Other than the fact I have it running on an overburdened tiny VPS, my app is also really fast even though I only do a unidirectional BFS because I use a custom in-memory binary format that's mmapped directly from a file that's only 700MB, and a tight search loop written in D.

cyphar · on Feb 27, 2018

Maybe I made a mistake somewhere, but I'm not sure it uses bi-directional links. For a really odd search like GoldenEye -> Abbotsford [1] it uses multiple "special" Wikipedia links that I'm pretty sure wouldn't be bidirectional.

[1]: http://ratewith.science/#start=Goldeneye&stop=abbotsford

trishume · on March 8, 2018

Yah so what it does is try to find a path with bidirectional links, and then if it can't it tries to find a unidirectional path. You can tell which one it did by whether the numbers in the path have a pulsing glow animation, that particular path does not.

mulmen · on Feb 27, 2018

On a scale of The Monty Hall Problem to Manifest Destiny this is a 5!

amelius · on Feb 27, 2018

Perhaps you could refine that by also allowing double backward hops, triple backward hops etc.

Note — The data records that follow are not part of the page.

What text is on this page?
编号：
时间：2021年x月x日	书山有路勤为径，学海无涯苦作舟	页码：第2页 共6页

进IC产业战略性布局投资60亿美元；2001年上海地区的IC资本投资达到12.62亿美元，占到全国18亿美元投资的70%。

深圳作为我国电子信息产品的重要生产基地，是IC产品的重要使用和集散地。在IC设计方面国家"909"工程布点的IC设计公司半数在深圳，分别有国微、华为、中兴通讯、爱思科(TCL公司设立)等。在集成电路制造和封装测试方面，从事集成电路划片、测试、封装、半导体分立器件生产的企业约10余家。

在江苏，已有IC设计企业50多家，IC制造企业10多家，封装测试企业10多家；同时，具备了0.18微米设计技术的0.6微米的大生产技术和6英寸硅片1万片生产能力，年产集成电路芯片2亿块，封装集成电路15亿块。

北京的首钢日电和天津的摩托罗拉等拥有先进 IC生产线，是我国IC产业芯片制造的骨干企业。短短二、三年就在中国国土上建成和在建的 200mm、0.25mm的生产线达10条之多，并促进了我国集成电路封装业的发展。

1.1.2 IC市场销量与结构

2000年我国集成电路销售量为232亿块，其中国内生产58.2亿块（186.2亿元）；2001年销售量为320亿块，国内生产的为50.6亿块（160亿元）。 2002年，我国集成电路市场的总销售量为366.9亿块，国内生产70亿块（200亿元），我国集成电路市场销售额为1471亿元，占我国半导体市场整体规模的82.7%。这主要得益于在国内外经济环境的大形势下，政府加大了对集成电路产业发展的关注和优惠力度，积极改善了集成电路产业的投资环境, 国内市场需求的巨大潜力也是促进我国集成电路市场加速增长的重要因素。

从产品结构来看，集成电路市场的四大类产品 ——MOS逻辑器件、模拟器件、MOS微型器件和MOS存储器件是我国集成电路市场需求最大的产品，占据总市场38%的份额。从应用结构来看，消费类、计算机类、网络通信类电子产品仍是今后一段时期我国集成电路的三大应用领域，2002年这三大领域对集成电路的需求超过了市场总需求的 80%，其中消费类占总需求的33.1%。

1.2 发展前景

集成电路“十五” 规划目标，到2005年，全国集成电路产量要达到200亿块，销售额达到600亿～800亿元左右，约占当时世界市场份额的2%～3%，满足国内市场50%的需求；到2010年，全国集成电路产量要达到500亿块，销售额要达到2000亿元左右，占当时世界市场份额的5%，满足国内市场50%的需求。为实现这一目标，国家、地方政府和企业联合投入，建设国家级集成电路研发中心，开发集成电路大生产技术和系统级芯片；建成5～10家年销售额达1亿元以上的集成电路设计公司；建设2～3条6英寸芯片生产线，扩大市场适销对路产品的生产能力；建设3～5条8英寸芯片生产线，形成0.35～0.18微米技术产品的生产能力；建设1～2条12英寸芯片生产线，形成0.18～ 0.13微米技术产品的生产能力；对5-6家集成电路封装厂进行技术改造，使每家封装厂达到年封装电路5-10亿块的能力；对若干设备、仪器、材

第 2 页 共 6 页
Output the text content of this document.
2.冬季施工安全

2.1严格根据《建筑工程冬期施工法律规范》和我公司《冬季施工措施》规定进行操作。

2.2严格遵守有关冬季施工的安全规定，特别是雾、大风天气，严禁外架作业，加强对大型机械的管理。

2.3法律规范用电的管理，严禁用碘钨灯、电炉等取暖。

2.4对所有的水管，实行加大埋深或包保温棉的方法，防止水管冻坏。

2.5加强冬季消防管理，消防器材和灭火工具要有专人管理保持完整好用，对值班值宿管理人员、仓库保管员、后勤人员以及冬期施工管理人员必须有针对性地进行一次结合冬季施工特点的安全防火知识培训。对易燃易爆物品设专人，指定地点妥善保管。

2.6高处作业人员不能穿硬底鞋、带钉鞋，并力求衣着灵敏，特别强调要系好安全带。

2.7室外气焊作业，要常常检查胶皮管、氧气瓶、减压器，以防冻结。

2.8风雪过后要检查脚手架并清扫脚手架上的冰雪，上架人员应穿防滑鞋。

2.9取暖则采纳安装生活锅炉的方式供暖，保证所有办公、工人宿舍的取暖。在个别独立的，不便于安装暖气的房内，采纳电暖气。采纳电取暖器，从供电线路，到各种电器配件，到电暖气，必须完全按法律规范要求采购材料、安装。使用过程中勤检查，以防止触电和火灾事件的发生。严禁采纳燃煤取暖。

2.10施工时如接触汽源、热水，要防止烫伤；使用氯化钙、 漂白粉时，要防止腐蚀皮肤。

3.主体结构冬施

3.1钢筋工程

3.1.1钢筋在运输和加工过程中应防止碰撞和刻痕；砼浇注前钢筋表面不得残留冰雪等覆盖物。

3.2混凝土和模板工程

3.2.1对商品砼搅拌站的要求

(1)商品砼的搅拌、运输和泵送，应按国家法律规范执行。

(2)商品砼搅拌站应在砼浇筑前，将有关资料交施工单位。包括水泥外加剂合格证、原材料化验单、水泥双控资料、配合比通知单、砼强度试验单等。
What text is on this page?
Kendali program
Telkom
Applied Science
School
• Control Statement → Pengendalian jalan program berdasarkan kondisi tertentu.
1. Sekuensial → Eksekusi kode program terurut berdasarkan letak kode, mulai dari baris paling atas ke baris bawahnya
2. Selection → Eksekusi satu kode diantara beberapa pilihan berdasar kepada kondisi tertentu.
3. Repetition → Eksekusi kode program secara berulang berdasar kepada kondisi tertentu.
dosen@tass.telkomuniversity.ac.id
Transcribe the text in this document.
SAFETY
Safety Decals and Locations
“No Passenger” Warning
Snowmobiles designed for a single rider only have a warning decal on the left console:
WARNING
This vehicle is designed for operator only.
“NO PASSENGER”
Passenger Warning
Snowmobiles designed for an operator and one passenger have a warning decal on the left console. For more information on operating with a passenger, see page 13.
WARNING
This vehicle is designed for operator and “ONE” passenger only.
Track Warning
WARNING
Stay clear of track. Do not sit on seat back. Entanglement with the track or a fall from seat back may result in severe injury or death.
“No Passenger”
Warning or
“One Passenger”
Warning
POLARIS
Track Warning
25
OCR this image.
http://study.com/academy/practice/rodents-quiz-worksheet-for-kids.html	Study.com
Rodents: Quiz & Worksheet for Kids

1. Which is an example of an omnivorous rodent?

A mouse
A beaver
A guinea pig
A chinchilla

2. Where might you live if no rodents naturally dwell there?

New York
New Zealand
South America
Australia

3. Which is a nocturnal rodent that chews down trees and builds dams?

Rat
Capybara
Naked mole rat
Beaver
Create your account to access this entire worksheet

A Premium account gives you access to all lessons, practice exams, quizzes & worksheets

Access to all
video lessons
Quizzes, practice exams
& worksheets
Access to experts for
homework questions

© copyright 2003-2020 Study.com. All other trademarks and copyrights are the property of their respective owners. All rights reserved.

dingo_bat · on Feb 27, 2018

Pretty cool!

jwngr · on Feb 26, 2018

Yeah unfortunately I don't know of any way to differentiate the different types of links. Wikipedia's pagelinks database doesn't different them. I agree it's undesireable but I just cannot figure out how to cull them.

turc1656 · on Feb 26, 2018

I'm not sure how the backend is structured, but it seems that you must parse the individual pages at some point or another. I took a quick look at the Wikipedia HTML for a few pages and I would suggest stripping out anything within (or nested inside) of classes like "mw-cite-backlink", "reference-text", "citation book", "citation journal", etc. Also, you can probably strip out anything inside of a <cite> HTML tag.

I'm sure there are more classes and tags, but that hopefully should give you a solid place to start.

EDIT - You can also strip out or ignore anything inside of the ordered list for references - <ol class="references">...</ol>

Also, some pages aren't documented in the same way, so something like this page - https://en.wikipedia.org/wiki/X_Window_System - doesn't have any classes or easy way to parse it for the References section even though the Notes section was set up in a more organized way. However, you could take note that the <span> tag contains class="mw-headline" id="References" and the text value is also References and then ignore everything until the next <span> begins.

jwngr · on Feb 26, 2018

I never actually touch any of the source HTML. I think that would simply take way too long and would probably result in some very high bandwidth charges. I use three tables from a public dump of Wikipedia's database, which unfortunately don't differentiate between where the links occur on the page. Check out the first section of my README[1] for more information.

[1] https://github.com/jwngr/sdow#data-source

turc1656 · on Feb 26, 2018

Ohhhhh, yeah that changes things. I didn't realize the pagelinks database you mentioned was not generated by you based on the master Wiki dump that they keep available for download. In that case, yes this seems unsolvable without 1) petitioning them to update the code on their side to adjust for this and exclude these erroneous links or 2) deciding to create your own pagelink database based on the master wiki download and updating this database periodically (I forget how often Wiki updates the master downloads). While 1) is clearly the preferable option, it is unlikely to occur, unless maybe they are willing to add some columns to provide more details about the links and what sections, tags, classes, etc. they are a part of. That might be more palatable for Wiki to provide as it is just a code change on their end to supply more information rather than something possibly affecting many users by excluding the links altogether.

incompatible · on Feb 26, 2018

If it was technically possible, it would probably also be worth culling anything linked within a template. Like disambiguation headers at the top of a page, or semi-related lists grouped in blocks at the bottom (things like "Cities in Australia").

posterboy · on Feb 26, 2018

That might be a problem of wikipedia itself. This project can hardly fix that. I mean, That link has hardly any business of being there; "Oxford University Press" isn't linked either, though the page exists, and why would it?

pradn · on Feb 26, 2018

I think you'd have to parse the raw wikitext dump, keeping track of which section each link belongs in. Since the raw dumps is something like 50 GB of text, this sort of thing takes a while.